Hartley 2's peanut looking nucleus has a smooth saddle-shaped waist between the two lobes.
A'Hearn and colleagues say most of the comet's degassing water seems to be coming from this saddle region, while volatile materials such as carbon dioxide and other organic compounds erupt from the older, rougher-looking lobes.
They speculate this volatile material is carrying chunks of water ice that hasn't fully ablated and is falling back onto the saddle region, resurfacing it.

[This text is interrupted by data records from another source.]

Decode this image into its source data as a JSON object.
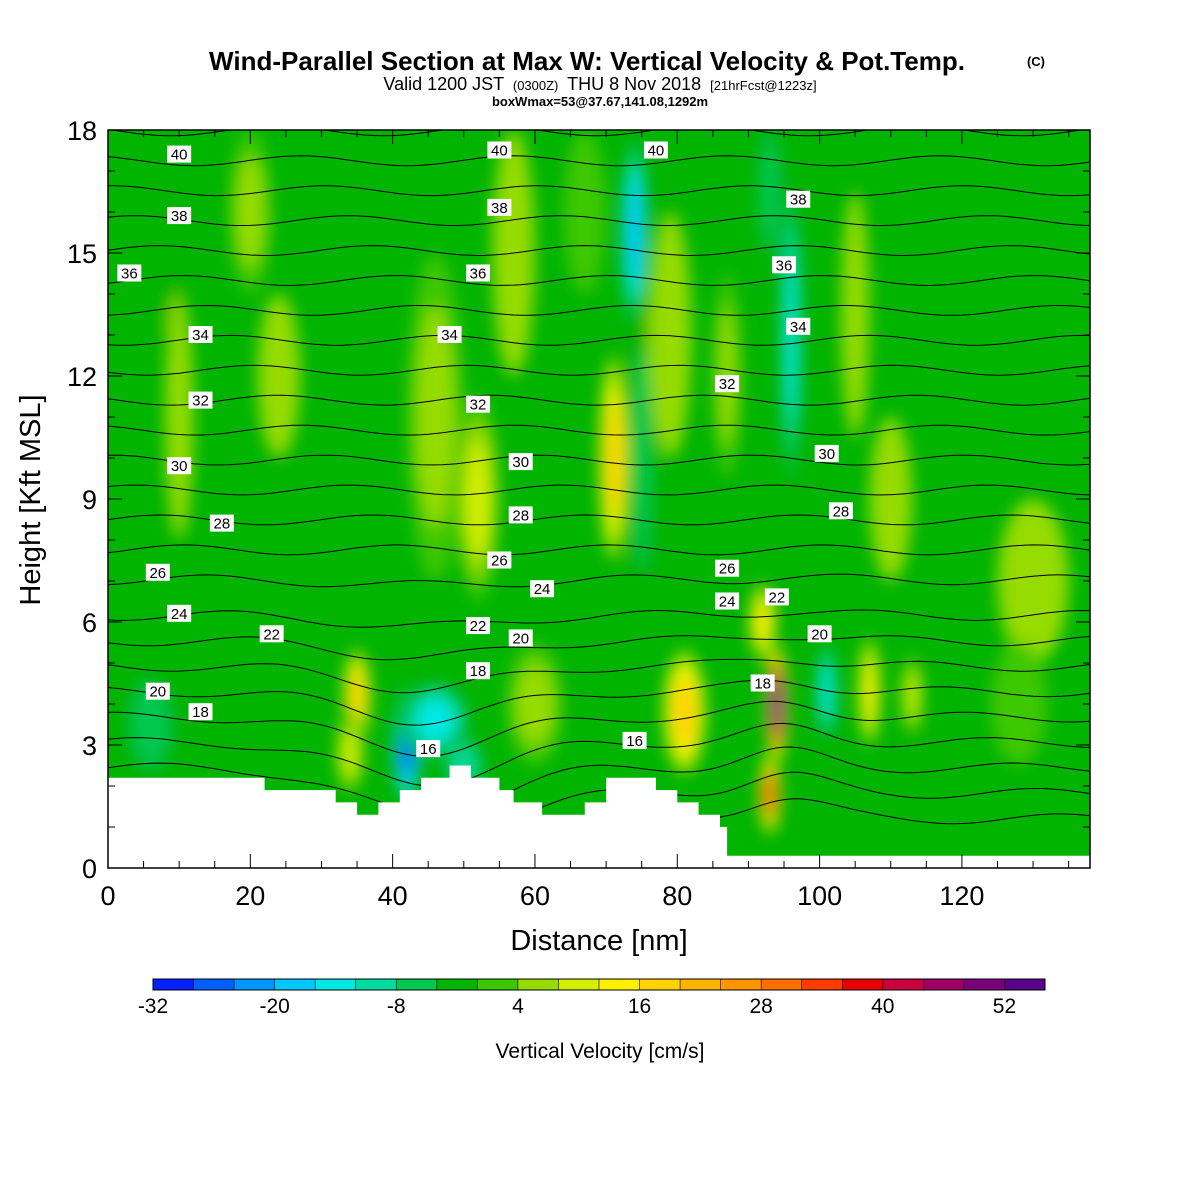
{
  "title": {
    "main": "Wind-Parallel Section at Max W: Vertical Velocity & Pot.Temp.",
    "copyright": "(C)",
    "valid_prefix": "Valid 1200 JST",
    "valid_z": "(0300Z)",
    "valid_date": "THU 8 Nov 2018",
    "valid_fcst": "[21hrFcst@1223z]",
    "box": "boxWmax=53@37.67,141.08,1292m"
  },
  "colors": {
    "terrain": "#ffffff",
    "contour_line": "#000000",
    "frame": "#000000",
    "colorbar": [
      "#0020ff",
      "#0060ff",
      "#0096ff",
      "#00c8ff",
      "#00e8e6",
      "#00dca0",
      "#00c850",
      "#00b400",
      "#3cc800",
      "#96dc00",
      "#d2ef00",
      "#fff000",
      "#ffd200",
      "#ffb400",
      "#ff9600",
      "#ff6e00",
      "#ff3c00",
      "#e60000",
      "#c8003c",
      "#a00064",
      "#780078",
      "#5a008c"
    ]
  },
  "chart_data": {
    "type": "heatmap",
    "xlabel": "Distance [nm]",
    "ylabel": "Height [Kft MSL]",
    "xlim": [
      0,
      138
    ],
    "ylim": [
      0,
      18
    ],
    "xticks": [
      "0",
      "20",
      "40",
      "60",
      "80",
      "100",
      "120"
    ],
    "yticks": [
      "0",
      "3",
      "6",
      "9",
      "12",
      "15",
      "18"
    ],
    "colorbar": {
      "title": "Vertical Velocity [cm/s]",
      "min": -32,
      "max": 56,
      "step": 4,
      "labels": [
        "-32",
        "-20",
        "-8",
        "4",
        "16",
        "28",
        "40",
        "52"
      ]
    },
    "terrain_profile": [
      [
        0,
        2.2
      ],
      [
        22,
        2.2
      ],
      [
        22,
        1.9
      ],
      [
        32,
        1.9
      ],
      [
        32,
        1.6
      ],
      [
        35,
        1.6
      ],
      [
        35,
        1.3
      ],
      [
        38,
        1.3
      ],
      [
        38,
        1.6
      ],
      [
        41,
        1.6
      ],
      [
        41,
        1.9
      ],
      [
        44,
        1.9
      ],
      [
        44,
        2.2
      ],
      [
        48,
        2.2
      ],
      [
        48,
        2.5
      ],
      [
        51,
        2.5
      ],
      [
        51,
        2.2
      ],
      [
        55,
        2.2
      ],
      [
        55,
        1.9
      ],
      [
        57,
        1.9
      ],
      [
        57,
        1.6
      ],
      [
        61,
        1.6
      ],
      [
        61,
        1.3
      ],
      [
        67,
        1.3
      ],
      [
        67,
        1.6
      ],
      [
        70,
        1.6
      ],
      [
        70,
        2.2
      ],
      [
        77,
        2.2
      ],
      [
        77,
        1.9
      ],
      [
        80,
        1.9
      ],
      [
        80,
        1.6
      ],
      [
        83,
        1.6
      ],
      [
        83,
        1.3
      ],
      [
        86,
        1.3
      ],
      [
        86,
        1.0
      ],
      [
        87,
        1.0
      ],
      [
        87,
        0.3
      ],
      [
        138,
        0.3
      ]
    ],
    "vertical_velocity_cells": [
      {
        "x": 8,
        "y": 15.5,
        "w": -3,
        "sx": 3,
        "sy": 2.5
      },
      {
        "x": 10,
        "y": 11.0,
        "w": 5,
        "sx": 2,
        "sy": 3
      },
      {
        "x": 6,
        "y": 3.5,
        "w": -6,
        "sx": 4,
        "sy": 1.5
      },
      {
        "x": 20,
        "y": 16.0,
        "w": 6,
        "sx": 3,
        "sy": 2
      },
      {
        "x": 24,
        "y": 12.0,
        "w": 4,
        "sx": 3,
        "sy": 2
      },
      {
        "x": 35,
        "y": 4.2,
        "w": 18,
        "sx": 2,
        "sy": 1.2
      },
      {
        "x": 34,
        "y": 2.8,
        "w": 10,
        "sx": 2,
        "sy": 1.0
      },
      {
        "x": 42,
        "y": 3.0,
        "w": -28,
        "sx": 2,
        "sy": 1.5
      },
      {
        "x": 46,
        "y": 3.6,
        "w": -14,
        "sx": 5,
        "sy": 1.0
      },
      {
        "x": 50,
        "y": 2.5,
        "w": -10,
        "sx": 3,
        "sy": 0.8
      },
      {
        "x": 46,
        "y": 11.0,
        "w": 7,
        "sx": 4,
        "sy": 4
      },
      {
        "x": 52,
        "y": 9.0,
        "w": 10,
        "sx": 3,
        "sy": 2.5
      },
      {
        "x": 60,
        "y": 4.0,
        "w": 7,
        "sx": 4,
        "sy": 1.5
      },
      {
        "x": 57,
        "y": 15.0,
        "w": 4,
        "sx": 3,
        "sy": 3
      },
      {
        "x": 67,
        "y": 16.0,
        "w": 3,
        "sx": 3,
        "sy": 2
      },
      {
        "x": 71,
        "y": 10.0,
        "w": 16,
        "sx": 2,
        "sy": 2.5
      },
      {
        "x": 74,
        "y": 15.5,
        "w": -20,
        "sx": 2,
        "sy": 2.5
      },
      {
        "x": 75,
        "y": 10.0,
        "w": -8,
        "sx": 2,
        "sy": 4
      },
      {
        "x": 81,
        "y": 3.8,
        "w": 16,
        "sx": 3,
        "sy": 1.5
      },
      {
        "x": 79,
        "y": 13.0,
        "w": 4,
        "sx": 3,
        "sy": 3
      },
      {
        "x": 87,
        "y": 12.0,
        "w": 6,
        "sx": 2,
        "sy": 2.5
      },
      {
        "x": 94,
        "y": 4.0,
        "w": 53,
        "sx": 1.5,
        "sy": 1.4
      },
      {
        "x": 93,
        "y": 1.8,
        "w": 34,
        "sx": 1.5,
        "sy": 1.0
      },
      {
        "x": 92,
        "y": 6.0,
        "w": 14,
        "sx": 2,
        "sy": 1.0
      },
      {
        "x": 96,
        "y": 13.0,
        "w": -16,
        "sx": 1.5,
        "sy": 4
      },
      {
        "x": 93,
        "y": 16.5,
        "w": -6,
        "sx": 2,
        "sy": 2
      },
      {
        "x": 101,
        "y": 4.3,
        "w": -16,
        "sx": 1.5,
        "sy": 1.3
      },
      {
        "x": 107,
        "y": 4.3,
        "w": 12,
        "sx": 1.5,
        "sy": 1.3
      },
      {
        "x": 113,
        "y": 4.2,
        "w": 10,
        "sx": 1.5,
        "sy": 1.0
      },
      {
        "x": 105,
        "y": 13.5,
        "w": 5,
        "sx": 2,
        "sy": 3
      },
      {
        "x": 110,
        "y": 9.0,
        "w": 4,
        "sx": 3,
        "sy": 2
      },
      {
        "x": 130,
        "y": 7.0,
        "w": 5,
        "sx": 5,
        "sy": 2
      },
      {
        "x": 128,
        "y": 4.0,
        "w": 3,
        "sx": 4,
        "sy": 1.5
      }
    ],
    "pot_temp_contours": {
      "levels": [
        16,
        17,
        18,
        19,
        20,
        21,
        22,
        23,
        24,
        25,
        26,
        27,
        28,
        29,
        30,
        31,
        32,
        33,
        34,
        35,
        36,
        37,
        38,
        39,
        40
      ],
      "labels": [
        {
          "text": "40",
          "x": 10,
          "y": 17.4
        },
        {
          "text": "40",
          "x": 55,
          "y": 17.5
        },
        {
          "text": "40",
          "x": 77,
          "y": 17.5
        },
        {
          "text": "38",
          "x": 10,
          "y": 15.9
        },
        {
          "text": "38",
          "x": 55,
          "y": 16.1
        },
        {
          "text": "38",
          "x": 97,
          "y": 16.3
        },
        {
          "text": "36",
          "x": 3,
          "y": 14.5
        },
        {
          "text": "36",
          "x": 52,
          "y": 14.5
        },
        {
          "text": "36",
          "x": 95,
          "y": 14.7
        },
        {
          "text": "34",
          "x": 13,
          "y": 13.0
        },
        {
          "text": "34",
          "x": 48,
          "y": 13.0
        },
        {
          "text": "34",
          "x": 97,
          "y": 13.2
        },
        {
          "text": "32",
          "x": 13,
          "y": 11.4
        },
        {
          "text": "32",
          "x": 52,
          "y": 11.3
        },
        {
          "text": "32",
          "x": 87,
          "y": 11.8
        },
        {
          "text": "30",
          "x": 10,
          "y": 9.8
        },
        {
          "text": "30",
          "x": 58,
          "y": 9.9
        },
        {
          "text": "30",
          "x": 101,
          "y": 10.1
        },
        {
          "text": "28",
          "x": 16,
          "y": 8.4
        },
        {
          "text": "28",
          "x": 58,
          "y": 8.6
        },
        {
          "text": "28",
          "x": 103,
          "y": 8.7
        },
        {
          "text": "26",
          "x": 7,
          "y": 7.2
        },
        {
          "text": "26",
          "x": 55,
          "y": 7.5
        },
        {
          "text": "26",
          "x": 87,
          "y": 7.3
        },
        {
          "text": "24",
          "x": 10,
          "y": 6.2
        },
        {
          "text": "24",
          "x": 61,
          "y": 6.8
        },
        {
          "text": "24",
          "x": 87,
          "y": 6.5
        },
        {
          "text": "22",
          "x": 23,
          "y": 5.7
        },
        {
          "text": "22",
          "x": 52,
          "y": 5.9
        },
        {
          "text": "22",
          "x": 94,
          "y": 6.6
        },
        {
          "text": "20",
          "x": 7,
          "y": 4.3
        },
        {
          "text": "20",
          "x": 58,
          "y": 5.6
        },
        {
          "text": "20",
          "x": 100,
          "y": 5.7
        },
        {
          "text": "18",
          "x": 13,
          "y": 3.8
        },
        {
          "text": "18",
          "x": 52,
          "y": 4.8
        },
        {
          "text": "18",
          "x": 92,
          "y": 4.5
        },
        {
          "text": "16",
          "x": 45,
          "y": 2.9
        },
        {
          "text": "16",
          "x": 74,
          "y": 3.1
        }
      ]
    }
  }
}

Eventually this water melts and evaporates from the saddle making the area look unusually smooth.

Comet may be new

Astronomer, Dr Jonty Horner from the University of New South Wales in Sydney says the data indicates Hartley 2 may be a relatively new comet.
"Based on their orbits, scientists can't tell if they're a new comet to the inner solar system, having spent their time in the cold outer reaches and only recently come in, or whether they've been on their current orbit for much longer and are actually old, depleted, and not the pristine things we hope to see," Horner says.
"I think the results show Hartley 2 was captured by Jupiter and turned into a short period comet recently, after being held in cold storage since the solar system formed. The evidence is all the volatile material", says Horner.
According to Horner short duration comets should be more carbon-dioxide depleted than Hartley 2 appears to be.
"We know water-ice boils in comets when they reach the warmer inner solar system near the orbit of Mars. But carbon-dioxide starts to evaporate at much colder temperatures further out near Jupiter's orbit."
"The fact that it's so active and has so much carbon-dioxide suggests that it's not been around very long."